Но начались демократические 90-е годы. Поскольку Культура элитарна — она был изгнана с этих площадей. Привокзальная (по сути своей) забегаловка «Макдональдс» стала главной точкой притяжения всего района. Кинотеатр стал ночным клубом со стрип-шоу. У памятника Пушкину встала равновеликая ему рекламная пивная бутылка. А еще раньше книжный магазин закрылся на перестройку.
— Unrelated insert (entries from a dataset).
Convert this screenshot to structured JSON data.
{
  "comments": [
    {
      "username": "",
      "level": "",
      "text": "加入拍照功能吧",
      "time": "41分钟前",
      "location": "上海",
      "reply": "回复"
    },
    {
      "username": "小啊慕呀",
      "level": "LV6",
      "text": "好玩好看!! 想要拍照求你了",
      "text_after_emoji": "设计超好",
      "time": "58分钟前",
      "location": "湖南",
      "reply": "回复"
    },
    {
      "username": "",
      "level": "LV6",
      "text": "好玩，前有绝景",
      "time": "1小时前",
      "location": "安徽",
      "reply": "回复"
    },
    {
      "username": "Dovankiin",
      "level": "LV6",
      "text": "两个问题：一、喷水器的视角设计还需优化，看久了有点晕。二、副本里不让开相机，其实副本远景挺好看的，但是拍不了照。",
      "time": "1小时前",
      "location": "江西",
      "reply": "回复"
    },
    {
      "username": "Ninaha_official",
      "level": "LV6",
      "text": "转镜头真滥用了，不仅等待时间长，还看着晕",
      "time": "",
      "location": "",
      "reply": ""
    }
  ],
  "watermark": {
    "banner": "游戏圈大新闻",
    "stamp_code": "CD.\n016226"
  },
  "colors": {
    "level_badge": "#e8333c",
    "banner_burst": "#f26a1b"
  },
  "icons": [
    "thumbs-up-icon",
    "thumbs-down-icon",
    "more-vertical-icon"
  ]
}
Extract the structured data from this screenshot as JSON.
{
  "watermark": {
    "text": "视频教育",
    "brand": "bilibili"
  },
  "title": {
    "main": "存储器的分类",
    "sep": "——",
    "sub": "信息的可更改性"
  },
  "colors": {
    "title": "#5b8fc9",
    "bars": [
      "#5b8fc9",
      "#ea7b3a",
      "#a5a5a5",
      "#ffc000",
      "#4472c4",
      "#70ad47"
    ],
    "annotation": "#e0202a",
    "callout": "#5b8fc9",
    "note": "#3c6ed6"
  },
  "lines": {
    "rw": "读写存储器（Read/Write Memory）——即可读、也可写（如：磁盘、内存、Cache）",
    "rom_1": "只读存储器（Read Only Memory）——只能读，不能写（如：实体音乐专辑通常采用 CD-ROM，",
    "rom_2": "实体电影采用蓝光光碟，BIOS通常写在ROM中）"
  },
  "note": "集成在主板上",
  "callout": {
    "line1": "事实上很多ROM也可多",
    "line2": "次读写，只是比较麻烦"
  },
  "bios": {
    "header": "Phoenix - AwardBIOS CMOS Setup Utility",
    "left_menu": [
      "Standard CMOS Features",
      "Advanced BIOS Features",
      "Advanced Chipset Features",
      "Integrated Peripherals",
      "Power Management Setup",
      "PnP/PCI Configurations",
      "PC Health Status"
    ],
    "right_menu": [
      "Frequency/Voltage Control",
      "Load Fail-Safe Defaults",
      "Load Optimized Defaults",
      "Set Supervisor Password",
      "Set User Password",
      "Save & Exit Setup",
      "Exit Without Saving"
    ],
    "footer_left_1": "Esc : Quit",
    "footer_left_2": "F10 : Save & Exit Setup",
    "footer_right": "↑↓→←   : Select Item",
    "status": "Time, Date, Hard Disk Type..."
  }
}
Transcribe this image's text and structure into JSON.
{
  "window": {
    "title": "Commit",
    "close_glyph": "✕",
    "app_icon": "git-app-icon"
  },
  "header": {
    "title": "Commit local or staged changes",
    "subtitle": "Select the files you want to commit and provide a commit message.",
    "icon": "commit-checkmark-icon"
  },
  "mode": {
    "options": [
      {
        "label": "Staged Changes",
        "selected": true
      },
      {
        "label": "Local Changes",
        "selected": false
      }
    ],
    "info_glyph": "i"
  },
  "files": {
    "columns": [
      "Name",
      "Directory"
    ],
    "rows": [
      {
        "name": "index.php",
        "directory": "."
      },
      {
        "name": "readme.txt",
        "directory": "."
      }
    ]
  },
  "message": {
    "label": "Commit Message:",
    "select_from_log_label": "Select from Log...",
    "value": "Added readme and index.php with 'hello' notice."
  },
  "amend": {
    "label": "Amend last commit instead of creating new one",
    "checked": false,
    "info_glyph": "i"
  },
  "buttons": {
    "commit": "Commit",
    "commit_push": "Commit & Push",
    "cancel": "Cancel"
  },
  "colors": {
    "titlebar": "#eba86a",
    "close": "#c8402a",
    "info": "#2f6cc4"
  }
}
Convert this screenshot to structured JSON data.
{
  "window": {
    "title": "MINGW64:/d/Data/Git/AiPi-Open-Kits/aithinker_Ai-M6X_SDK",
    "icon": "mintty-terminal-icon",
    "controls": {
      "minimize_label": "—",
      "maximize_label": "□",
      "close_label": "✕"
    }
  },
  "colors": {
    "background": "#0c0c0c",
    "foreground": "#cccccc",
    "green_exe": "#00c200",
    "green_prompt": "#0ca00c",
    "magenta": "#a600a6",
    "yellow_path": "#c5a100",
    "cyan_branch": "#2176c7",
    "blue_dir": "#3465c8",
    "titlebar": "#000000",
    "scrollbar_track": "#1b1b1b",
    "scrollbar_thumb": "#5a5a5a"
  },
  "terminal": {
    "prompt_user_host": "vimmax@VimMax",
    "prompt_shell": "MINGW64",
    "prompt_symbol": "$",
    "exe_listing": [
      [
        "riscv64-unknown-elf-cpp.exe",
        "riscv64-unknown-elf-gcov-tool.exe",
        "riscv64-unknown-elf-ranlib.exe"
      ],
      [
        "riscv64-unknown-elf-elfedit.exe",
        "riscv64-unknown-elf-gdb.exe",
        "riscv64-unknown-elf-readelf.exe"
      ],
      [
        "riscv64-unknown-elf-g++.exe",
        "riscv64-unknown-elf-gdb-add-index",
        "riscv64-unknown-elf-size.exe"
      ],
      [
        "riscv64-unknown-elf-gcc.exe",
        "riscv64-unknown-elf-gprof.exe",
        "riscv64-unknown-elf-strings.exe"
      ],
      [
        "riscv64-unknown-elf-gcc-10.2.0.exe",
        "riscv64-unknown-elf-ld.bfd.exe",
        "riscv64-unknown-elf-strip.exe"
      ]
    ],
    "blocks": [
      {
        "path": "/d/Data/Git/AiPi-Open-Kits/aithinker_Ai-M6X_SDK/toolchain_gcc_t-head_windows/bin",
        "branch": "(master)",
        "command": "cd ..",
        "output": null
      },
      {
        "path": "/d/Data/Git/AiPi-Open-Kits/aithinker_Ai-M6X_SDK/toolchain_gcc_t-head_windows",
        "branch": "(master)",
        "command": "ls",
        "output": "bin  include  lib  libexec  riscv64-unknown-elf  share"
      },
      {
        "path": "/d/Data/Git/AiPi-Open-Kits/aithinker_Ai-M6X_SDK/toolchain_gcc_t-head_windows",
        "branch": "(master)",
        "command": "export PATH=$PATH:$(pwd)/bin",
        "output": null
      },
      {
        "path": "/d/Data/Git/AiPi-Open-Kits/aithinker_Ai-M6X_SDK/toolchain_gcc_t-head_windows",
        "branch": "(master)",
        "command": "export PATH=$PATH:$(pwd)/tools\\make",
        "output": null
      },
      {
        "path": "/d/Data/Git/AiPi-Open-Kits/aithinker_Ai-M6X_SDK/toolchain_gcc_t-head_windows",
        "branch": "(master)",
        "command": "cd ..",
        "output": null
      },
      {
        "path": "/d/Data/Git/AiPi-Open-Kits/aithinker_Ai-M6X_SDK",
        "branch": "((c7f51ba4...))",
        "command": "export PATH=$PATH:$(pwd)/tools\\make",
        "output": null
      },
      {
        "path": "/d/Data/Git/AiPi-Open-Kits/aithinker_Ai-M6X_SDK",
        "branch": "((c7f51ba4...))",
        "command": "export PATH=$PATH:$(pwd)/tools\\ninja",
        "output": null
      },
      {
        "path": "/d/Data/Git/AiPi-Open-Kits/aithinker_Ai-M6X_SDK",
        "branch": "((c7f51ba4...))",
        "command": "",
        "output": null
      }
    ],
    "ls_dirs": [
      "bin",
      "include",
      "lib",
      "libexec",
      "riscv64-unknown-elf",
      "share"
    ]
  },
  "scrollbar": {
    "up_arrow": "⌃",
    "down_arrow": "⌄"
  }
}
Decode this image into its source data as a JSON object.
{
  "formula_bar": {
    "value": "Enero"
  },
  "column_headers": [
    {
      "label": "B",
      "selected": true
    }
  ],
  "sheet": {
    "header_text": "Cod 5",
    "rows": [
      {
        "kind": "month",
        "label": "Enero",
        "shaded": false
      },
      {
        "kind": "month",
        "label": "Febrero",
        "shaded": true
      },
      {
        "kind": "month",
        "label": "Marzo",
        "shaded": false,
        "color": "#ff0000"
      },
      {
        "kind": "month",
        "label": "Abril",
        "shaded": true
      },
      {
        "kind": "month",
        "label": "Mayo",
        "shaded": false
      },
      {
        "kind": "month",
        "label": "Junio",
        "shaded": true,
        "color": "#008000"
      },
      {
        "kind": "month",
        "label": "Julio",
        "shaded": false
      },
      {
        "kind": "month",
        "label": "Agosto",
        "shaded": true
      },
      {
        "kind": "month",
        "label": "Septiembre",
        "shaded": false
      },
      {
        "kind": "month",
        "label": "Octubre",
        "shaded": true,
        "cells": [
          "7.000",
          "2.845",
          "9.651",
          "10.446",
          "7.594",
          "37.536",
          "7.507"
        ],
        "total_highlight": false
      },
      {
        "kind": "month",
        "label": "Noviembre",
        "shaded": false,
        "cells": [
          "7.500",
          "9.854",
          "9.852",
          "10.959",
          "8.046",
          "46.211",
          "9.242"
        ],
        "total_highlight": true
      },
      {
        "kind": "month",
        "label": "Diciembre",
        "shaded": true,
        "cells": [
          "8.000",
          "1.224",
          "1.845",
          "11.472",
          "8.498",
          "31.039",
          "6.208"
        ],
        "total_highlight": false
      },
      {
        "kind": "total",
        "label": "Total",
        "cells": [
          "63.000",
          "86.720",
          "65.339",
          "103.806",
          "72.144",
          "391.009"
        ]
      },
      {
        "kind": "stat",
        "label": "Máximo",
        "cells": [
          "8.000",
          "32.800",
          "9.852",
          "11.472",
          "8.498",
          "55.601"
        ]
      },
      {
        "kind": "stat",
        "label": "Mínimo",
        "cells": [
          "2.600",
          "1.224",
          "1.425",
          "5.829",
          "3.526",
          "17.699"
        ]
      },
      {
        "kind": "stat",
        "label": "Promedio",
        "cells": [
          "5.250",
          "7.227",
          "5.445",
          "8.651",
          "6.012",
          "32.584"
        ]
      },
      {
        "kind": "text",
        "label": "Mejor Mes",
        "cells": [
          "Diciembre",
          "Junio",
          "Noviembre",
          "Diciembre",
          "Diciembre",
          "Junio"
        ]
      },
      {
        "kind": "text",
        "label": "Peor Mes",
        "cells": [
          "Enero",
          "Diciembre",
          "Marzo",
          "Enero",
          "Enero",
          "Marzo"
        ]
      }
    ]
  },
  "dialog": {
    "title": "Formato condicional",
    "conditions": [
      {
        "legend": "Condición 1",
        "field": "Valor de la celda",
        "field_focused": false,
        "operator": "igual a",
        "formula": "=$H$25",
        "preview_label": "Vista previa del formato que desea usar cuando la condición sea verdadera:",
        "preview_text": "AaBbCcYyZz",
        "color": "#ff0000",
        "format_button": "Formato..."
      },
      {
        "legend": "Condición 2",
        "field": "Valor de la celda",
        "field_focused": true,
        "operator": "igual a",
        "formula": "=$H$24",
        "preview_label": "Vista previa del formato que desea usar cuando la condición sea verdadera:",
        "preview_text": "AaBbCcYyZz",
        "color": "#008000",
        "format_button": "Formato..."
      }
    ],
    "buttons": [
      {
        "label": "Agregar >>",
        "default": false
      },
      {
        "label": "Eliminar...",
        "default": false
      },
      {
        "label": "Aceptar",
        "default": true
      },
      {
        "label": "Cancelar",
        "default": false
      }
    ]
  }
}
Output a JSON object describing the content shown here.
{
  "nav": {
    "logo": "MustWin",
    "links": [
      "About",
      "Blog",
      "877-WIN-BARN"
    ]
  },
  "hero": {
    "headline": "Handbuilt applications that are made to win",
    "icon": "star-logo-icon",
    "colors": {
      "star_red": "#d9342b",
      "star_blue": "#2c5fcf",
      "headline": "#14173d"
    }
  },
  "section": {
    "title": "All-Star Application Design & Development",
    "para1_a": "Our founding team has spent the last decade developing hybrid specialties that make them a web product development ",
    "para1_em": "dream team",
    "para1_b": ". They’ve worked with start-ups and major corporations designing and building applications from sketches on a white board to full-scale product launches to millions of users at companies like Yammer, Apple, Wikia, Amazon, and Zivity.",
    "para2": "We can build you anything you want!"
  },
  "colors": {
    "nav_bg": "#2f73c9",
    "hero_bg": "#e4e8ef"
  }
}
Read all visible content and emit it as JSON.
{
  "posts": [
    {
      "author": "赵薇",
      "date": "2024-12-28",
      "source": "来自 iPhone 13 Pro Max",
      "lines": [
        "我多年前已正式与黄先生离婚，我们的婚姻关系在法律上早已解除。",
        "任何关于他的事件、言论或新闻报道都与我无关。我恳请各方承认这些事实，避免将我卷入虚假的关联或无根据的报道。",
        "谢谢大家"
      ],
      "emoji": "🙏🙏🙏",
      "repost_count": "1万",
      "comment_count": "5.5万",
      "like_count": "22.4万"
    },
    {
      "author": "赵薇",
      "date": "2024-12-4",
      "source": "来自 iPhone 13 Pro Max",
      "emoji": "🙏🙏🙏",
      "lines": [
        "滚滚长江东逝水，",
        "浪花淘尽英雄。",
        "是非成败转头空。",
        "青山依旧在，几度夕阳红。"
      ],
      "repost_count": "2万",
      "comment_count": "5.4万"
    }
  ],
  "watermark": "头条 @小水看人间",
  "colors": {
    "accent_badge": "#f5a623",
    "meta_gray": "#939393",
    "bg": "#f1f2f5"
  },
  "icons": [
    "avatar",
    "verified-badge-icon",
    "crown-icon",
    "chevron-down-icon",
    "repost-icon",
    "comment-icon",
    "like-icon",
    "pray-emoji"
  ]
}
Когда же я зашел в него по окончании ремонта, то был сражен запахом, встретившим меня у дверей. Нет, это не был запах свежей краски. Это был запах горящего коровьего помета (из которого делаются «ароматические палочки» индийских культов). «Академкнига» превратилась в центр торговли амулетами, книжками по магии, колдовству и «эзотерике»…
17
Вот текст тем более показательный, что создан он чиновником синодального ведомства (в 1906 г.): «Наука должна рождать только оптимистов, так как подготовляет человека ко всякого рода неожиданностям на его жизненном пути, вооружает его всеми нужными орудиями для успеха в борьбе со всякого рода препятствиями и дает в числе их то главное, что не только увеличивает в человеке веру в себя, но и, напоминая ему о его назначении, укрепляет в то же время и волю его, рождая любовь активную, деятельную» (Жевахов Н. Назначение школы, Спб., 1998, с.8). Поразительно, что от науки здесь ожидается то, чего естественно было бы ожидать от религиозной веры… Впрочем, о странностях «религиозного» мировоззрения Жевахова, вершиной карьеры которого был пост помощника обер-прокурора Синода, мне уже приходилось писать (см. диакон Андрей Кураев. Оккультизм в православии. М., 1998, сс. 286-287).
18
LonchampJ.-P.L’affaireGalilee.Paris, 1988,p. 95
19
Налимов В. В. Критика исторической эпохи: неизбежность смены культуры в XXI веке // Вопросы философии. 1996, №11, сс. 73-73. Кстати, моя книга «Соблазн неоязычества» В. Налимову показалась полной «вызывающих высказываний» (там же, с. 67).